Di Dermaga petang yang membilang
Mata timur terpejam akhiri senyawa. Menguras
Digelisah angin dan kepak sayap-sayap lembut
Alunan titah langkah yang memulang sejarah
Berkalikatur aku singgah di taman semusim semi
Mengiring dongeng-dongeng ditelinga bunga-bunga yang kian tertidur manja
Seperti yang sering kau singgahi dipecahan lamunanku menjelang senja
Meraba rambu-rambu rindu yang pilu ku seduh diteriknya haru
Adakah rasa dingin memucat pasi dalam kufur angkuh merayu?
Amis riwayat sejarah masih berdiam dibalik cadar Anugrah
dibelahan jiwamu aku terus menarik garis rindu
menahan luap rasa ingin bertemu
membicarakan rasa cinta yang tak jua menampar sayang
sementara hari-hari adalah jalang sepi yang memanjang
bulan-bulan adalah selaput bangkai cerita dibalik akar cakrawala
seperti kelopak bibir diwarna harapan baru
sementara aku berada di antara tengahnya
mengupah rindu, menyayat maut yang berpaut
mematikan rintih asa, mengusir ketidakberdayaan tingkah
“Kasih itu?”
“Kasihmu ?”
“Rindu ini?”
ya, rinduku
Kubuat sederharna mizan rinduku untuk kalian
***
*Terimakasih sahabat, ada rasa jenuh yang menyayat saat tiada waktu yang memilah tanpa sapa kalian, kepingan-kepingan yang menjadikan langkah memayat.
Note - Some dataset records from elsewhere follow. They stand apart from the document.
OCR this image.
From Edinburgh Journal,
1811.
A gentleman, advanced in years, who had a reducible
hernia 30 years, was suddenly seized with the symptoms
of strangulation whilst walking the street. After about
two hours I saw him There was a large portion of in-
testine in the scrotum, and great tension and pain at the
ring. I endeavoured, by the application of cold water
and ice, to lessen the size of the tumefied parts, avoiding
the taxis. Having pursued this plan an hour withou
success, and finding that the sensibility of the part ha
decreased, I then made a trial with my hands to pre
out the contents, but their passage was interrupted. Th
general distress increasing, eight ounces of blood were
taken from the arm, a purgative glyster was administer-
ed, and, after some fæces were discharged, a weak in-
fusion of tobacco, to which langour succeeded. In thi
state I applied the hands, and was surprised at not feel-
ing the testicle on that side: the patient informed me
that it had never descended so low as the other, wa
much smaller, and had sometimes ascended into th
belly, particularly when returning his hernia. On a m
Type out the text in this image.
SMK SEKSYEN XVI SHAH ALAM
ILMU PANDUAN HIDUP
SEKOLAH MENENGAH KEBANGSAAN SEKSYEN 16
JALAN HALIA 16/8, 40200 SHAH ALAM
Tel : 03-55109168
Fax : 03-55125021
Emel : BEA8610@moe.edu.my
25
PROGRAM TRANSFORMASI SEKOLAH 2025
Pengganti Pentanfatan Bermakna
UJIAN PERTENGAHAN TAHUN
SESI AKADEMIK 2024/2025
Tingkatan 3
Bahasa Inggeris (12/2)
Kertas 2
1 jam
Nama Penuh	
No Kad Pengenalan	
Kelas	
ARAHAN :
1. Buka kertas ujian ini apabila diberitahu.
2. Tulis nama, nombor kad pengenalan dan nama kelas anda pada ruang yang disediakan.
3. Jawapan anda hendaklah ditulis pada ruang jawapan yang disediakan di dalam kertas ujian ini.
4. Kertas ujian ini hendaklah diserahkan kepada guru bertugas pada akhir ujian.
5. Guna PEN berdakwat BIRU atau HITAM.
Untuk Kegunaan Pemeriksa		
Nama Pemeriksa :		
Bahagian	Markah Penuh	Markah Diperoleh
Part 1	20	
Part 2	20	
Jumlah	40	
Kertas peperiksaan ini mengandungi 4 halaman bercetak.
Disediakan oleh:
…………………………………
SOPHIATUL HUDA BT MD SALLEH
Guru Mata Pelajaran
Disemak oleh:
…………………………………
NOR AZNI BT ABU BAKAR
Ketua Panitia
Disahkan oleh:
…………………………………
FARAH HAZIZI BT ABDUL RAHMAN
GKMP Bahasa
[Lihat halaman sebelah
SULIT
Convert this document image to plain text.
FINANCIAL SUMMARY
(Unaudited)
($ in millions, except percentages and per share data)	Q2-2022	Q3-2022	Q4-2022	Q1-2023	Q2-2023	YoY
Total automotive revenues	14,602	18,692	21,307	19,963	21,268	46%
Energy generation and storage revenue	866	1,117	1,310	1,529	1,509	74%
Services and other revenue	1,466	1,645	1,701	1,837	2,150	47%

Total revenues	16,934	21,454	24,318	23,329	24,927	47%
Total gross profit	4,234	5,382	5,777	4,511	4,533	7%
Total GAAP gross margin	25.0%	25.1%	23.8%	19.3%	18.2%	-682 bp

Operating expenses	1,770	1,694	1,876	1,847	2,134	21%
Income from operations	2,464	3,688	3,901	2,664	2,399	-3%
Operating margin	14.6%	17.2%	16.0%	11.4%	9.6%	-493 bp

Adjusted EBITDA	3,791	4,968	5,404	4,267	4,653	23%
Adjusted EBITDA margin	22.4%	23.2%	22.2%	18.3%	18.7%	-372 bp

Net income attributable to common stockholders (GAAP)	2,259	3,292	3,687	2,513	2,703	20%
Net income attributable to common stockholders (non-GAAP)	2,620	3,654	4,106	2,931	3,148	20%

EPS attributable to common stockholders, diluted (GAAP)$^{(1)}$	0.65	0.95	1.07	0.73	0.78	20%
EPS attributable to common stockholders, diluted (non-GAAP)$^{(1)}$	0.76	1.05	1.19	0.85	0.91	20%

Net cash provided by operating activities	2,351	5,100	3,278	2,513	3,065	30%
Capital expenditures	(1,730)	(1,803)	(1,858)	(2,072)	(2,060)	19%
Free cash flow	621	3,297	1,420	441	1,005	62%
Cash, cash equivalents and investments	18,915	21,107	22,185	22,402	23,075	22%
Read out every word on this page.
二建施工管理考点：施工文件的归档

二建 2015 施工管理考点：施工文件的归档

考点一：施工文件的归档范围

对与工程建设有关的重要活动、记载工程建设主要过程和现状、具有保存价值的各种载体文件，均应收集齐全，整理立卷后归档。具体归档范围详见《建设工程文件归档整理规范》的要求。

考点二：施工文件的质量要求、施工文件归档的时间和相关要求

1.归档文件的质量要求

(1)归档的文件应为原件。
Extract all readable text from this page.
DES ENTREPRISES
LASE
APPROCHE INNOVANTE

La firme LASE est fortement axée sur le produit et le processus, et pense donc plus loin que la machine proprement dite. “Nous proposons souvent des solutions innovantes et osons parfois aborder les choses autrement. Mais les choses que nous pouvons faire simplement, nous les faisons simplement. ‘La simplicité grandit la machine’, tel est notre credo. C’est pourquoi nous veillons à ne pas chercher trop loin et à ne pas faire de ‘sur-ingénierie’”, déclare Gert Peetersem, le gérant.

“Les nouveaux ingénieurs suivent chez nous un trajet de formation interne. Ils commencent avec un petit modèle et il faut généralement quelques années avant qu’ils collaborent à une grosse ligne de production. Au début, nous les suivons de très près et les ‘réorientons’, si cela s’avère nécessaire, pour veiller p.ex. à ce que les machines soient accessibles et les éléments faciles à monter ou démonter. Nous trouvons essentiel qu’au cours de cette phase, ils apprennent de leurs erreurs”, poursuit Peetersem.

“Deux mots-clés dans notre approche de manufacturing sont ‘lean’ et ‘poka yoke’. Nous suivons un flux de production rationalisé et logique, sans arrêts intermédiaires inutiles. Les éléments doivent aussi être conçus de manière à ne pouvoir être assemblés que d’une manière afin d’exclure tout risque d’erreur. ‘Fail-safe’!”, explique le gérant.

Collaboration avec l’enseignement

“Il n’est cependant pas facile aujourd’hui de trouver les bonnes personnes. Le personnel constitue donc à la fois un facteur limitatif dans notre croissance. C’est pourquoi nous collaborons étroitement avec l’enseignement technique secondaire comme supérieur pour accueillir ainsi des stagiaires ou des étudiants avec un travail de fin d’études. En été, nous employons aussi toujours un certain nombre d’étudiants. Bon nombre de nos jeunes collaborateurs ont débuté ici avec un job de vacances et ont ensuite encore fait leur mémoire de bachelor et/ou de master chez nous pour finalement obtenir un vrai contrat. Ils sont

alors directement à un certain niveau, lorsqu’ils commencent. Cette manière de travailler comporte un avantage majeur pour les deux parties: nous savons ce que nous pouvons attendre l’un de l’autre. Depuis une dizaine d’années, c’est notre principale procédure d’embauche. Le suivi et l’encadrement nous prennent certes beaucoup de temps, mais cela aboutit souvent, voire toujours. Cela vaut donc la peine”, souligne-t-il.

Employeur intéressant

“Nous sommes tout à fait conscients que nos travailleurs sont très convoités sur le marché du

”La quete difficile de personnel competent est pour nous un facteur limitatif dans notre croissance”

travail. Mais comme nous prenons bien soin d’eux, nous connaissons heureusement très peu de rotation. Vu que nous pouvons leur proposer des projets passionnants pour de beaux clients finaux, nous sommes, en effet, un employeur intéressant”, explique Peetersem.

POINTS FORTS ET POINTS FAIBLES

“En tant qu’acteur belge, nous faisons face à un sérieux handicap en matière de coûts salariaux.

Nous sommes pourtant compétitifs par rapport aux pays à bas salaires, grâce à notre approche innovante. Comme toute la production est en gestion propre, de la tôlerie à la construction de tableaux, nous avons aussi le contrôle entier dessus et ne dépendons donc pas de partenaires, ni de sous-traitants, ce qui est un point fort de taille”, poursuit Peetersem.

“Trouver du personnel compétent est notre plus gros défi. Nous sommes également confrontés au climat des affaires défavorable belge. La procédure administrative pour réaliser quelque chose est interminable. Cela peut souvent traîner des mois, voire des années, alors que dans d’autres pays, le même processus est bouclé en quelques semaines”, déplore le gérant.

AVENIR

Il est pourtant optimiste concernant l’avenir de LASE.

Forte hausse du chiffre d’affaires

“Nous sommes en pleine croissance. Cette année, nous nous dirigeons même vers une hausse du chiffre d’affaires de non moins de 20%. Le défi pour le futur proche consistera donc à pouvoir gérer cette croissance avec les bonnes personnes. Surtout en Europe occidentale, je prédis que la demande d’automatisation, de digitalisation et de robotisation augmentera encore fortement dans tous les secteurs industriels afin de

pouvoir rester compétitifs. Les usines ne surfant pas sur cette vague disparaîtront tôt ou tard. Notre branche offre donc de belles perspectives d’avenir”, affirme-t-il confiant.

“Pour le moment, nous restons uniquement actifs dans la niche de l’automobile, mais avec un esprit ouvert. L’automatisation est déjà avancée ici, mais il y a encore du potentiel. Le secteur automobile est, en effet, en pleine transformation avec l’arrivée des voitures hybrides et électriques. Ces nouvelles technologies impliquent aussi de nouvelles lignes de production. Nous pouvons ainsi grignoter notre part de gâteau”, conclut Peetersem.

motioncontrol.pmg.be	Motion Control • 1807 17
Ada rasa kasih meraba hangat, dalam letih paruh yang meluruh memudar puyar. Sungguh, aku merindukan kalian, dalam tarian canda jabar aksara, merangkum sepi menghuni tawa dan tulusnya berbagi. Sangat rinduku ini. kini, Haru bersua kembali, mengingat uluran kasih sayang serta do’a yang menjadikan gelora semangat penyembuh dari segala penyembuh. Aku kembali karena kalian, aku disini untuk kalian. Terimakasih saudaraku. Kutemukan tulus erat jabat CINTA keluarga. 🙂
Kubuat sederharna mizan rinduku tuk kalian
Maaf, kerna nyataku tak bisa merangkai kaidah indah
Tak mewakili indahnya mengenal baik kalian
Tak mewakili indahnya waktu mengekang kerinduan
Untuk kalian …
(Mohon maaf karena keterbatasan tag, namun bilik sederharna ini terbuka untuk kalian para Sahabat baikku )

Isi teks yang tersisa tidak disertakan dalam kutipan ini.